The only case where it does work is if you maintain a single reference to the module you wish to reload, _and_ the target module doesn’t load any C extensions, _and_ it doesn’t create state outside its module (very easy to do accidentally).
That’s why every autoreloader implementation restarts the whole process when any change is made, because how would you even detect that it was safe to hot reload something in the general case let alone actually hot reload it safely?
If you need to add an autoreloader to your project use Hupper. If you’re weird like me and you’re interested in autoreloaders, check out the Django and Flask implementations or my talk for more details.
The biggest caveat of these kinds of single file reloaders is they completely fall apart when you import between your modules. For example, if `a` does `from b import obj` and `b` does `from c import obj`, and you modify `c.py`, `a` and `b` will both have a stale reference to obj (which might be a primitive or even interned type like a string or an int, so it's not like you can mutate it as a solution).
Like, module A creates a class/function that is consumed by module B and C. If you change module A, how did you know to also reload B and C (recursively)?
I slightly break the mold of conventional Python imports - script folders don't have a single entry point, the entire user script directory tree is recursively imported (in alphabetical order) and autoreloaded on change.
Anytime I call into a module it is marked as the active module in its thread (a sort of call stack but at the module level and only for certain kinds of events).
"Call into" generally means the module is being imported, or I'm calling a callback that was registered by the module.
Anytime code creates a global object (such as opening a window, registering new voice commands, or registering a callback for some kind of event), cleanup for the object is registered on the active module. Additionally, all imports are tracked, so I have a graph of which modules import which other modules.
The import tracking allows me to reload dependent module chains (even long chains, trees, or import loops) at the correct time. The object tracking allows me to gracefully replace a module without it requiring any explicit cleanup.
This graph extends to more than just Python files. There are special functions for opening or reading files that mark those files as a module's dependencies as well, so you can modify something like a CSV and the script that uses it will get reloaded (and any module chains that depend on that script).
You can definitely do a few things that aren't reloadable, like spawning your own thread, but most things you want to do end up being reloadable, or have an equivalent or alternative API that is reloadable.
There are a few other nice touches and APIs that help glue all of this together. Generally it means you can write your scripts as short, flat, mostly declarative Python (with perhaps a few event handlers and setup code that don't need to go in a __main__ guard) and not worry about common cases for reloading. (There are also subsystems specifically watching out for edge cases, such as a user script running an infinite loop)
Honestly the most annoying part of all of this (that I do generally handle now) was reliably monitoring file changes when users put file or directory symlinks at arbitrary places in the tree (which it turns out a lot of users like to do).
I assume this still works in python 3, but I have not tried it. https://docs.python.org/3/library/gc.html#gc.get_referrers
While the docs say that this shouldn't be used for any purpose other than debugging, it never caused any trouble IME. Far more trouble was caused by classes from python's stdlib just blatantly not following the pickle protocol, not calling __init__, calling __init__ more than once, etc. I assume this is why people advised me to use composition rather than inheritance when making classes that were a list with extra behavior, a dict with extra behavior, and so on.
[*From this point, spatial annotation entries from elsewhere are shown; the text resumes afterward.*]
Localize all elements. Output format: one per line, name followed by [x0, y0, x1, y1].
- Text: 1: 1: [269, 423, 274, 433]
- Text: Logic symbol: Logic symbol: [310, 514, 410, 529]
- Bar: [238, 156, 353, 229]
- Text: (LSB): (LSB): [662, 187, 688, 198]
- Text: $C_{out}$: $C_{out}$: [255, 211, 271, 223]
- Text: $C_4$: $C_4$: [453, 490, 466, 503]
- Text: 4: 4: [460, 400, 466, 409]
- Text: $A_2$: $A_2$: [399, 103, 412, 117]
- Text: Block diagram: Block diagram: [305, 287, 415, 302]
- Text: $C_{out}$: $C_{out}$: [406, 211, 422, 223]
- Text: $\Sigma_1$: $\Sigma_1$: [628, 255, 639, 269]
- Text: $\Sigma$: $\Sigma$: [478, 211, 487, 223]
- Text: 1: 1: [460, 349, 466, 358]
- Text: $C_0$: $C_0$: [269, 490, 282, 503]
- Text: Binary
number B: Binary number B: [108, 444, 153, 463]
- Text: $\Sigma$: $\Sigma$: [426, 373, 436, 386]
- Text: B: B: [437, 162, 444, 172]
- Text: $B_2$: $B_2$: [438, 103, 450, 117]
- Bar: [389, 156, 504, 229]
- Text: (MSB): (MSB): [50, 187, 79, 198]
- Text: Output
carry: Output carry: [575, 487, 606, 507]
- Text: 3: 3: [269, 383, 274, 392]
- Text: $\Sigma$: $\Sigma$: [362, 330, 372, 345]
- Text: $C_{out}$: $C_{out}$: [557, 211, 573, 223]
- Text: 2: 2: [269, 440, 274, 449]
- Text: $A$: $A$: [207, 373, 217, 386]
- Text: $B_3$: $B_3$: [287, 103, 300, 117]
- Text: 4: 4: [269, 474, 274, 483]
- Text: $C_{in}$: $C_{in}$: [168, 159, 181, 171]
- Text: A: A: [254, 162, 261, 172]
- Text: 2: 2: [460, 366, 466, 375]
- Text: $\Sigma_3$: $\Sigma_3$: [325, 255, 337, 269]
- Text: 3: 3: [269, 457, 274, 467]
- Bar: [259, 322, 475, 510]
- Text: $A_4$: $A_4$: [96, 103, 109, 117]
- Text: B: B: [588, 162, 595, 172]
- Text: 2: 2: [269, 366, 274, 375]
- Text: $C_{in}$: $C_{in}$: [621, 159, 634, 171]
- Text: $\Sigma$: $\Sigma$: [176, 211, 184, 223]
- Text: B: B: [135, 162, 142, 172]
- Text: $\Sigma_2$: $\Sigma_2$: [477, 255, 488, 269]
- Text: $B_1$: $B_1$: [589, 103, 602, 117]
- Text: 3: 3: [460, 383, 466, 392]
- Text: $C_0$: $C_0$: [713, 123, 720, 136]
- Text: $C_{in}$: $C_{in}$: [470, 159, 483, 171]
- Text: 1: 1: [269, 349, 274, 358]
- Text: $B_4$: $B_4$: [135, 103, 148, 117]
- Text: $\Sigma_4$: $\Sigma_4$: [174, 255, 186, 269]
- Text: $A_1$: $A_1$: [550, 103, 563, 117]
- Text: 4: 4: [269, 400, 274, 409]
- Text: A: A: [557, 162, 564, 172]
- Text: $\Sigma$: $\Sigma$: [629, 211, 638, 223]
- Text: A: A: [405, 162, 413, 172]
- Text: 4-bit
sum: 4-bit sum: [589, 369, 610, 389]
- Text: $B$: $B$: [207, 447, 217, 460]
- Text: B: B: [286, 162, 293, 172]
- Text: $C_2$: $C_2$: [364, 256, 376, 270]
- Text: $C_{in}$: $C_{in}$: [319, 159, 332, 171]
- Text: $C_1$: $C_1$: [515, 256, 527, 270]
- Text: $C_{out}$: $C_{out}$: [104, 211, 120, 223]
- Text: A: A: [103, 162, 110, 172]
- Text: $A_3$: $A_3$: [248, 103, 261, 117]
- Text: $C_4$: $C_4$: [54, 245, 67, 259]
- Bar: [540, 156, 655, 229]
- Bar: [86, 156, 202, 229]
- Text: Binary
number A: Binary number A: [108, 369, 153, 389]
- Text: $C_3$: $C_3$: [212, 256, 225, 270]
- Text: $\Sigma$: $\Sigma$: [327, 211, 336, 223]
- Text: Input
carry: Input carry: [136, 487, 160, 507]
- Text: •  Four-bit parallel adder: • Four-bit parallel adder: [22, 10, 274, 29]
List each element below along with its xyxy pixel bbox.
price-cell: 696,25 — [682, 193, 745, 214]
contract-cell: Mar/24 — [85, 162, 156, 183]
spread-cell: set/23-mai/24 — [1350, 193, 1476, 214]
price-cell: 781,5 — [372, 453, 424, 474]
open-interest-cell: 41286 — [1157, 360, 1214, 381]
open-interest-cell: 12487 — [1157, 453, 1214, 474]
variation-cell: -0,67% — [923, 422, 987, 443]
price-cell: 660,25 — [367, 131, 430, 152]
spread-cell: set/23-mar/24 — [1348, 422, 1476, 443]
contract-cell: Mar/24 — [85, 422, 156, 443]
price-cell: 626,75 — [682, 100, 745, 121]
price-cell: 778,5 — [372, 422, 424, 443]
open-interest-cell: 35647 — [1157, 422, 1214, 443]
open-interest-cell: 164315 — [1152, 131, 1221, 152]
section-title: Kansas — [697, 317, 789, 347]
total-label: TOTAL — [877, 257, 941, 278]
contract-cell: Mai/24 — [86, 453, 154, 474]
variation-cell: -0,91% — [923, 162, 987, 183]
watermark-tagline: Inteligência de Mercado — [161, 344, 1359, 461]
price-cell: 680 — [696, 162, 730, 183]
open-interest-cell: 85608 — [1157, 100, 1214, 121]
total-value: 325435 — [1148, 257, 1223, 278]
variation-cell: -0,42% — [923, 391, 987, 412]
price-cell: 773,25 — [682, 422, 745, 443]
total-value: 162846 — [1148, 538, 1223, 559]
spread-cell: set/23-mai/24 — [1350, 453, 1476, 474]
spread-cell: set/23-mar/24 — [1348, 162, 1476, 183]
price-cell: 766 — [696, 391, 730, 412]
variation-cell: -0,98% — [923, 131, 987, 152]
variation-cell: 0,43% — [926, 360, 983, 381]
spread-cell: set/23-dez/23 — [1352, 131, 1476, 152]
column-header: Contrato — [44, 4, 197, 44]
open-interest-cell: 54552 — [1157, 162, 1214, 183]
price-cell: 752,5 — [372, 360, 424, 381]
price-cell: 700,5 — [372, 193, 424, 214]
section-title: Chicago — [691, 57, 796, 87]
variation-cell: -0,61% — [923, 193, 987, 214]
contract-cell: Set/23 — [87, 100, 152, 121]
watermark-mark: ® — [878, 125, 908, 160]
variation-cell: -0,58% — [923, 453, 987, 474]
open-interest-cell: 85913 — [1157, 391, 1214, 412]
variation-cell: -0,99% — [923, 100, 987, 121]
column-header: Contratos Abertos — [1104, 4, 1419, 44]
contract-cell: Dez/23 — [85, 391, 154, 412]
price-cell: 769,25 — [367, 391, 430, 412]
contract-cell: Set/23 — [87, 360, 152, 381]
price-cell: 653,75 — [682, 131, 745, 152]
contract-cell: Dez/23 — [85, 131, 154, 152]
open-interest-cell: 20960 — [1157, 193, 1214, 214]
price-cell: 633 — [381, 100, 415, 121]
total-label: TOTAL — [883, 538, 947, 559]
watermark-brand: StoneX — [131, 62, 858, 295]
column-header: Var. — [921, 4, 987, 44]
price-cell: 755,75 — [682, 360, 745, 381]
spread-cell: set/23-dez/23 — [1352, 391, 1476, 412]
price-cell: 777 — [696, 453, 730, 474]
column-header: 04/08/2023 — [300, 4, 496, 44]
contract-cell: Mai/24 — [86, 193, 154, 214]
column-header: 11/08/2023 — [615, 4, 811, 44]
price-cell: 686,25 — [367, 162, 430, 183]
Edit: Well, the above primitive is not enough on its own, but if one gets the old module and the new module and explores outwardly from those to find the subset of the object graph that differs, then one can replace all references to the old things with references to the new things. This is still not enough in general, because you'll have e.g. a bunch of objects that never had a certain member set during __init__ because __init__ was different when they were created. You'll probably meet an additional can of worms if you want to use __slots__ and add or remove class members.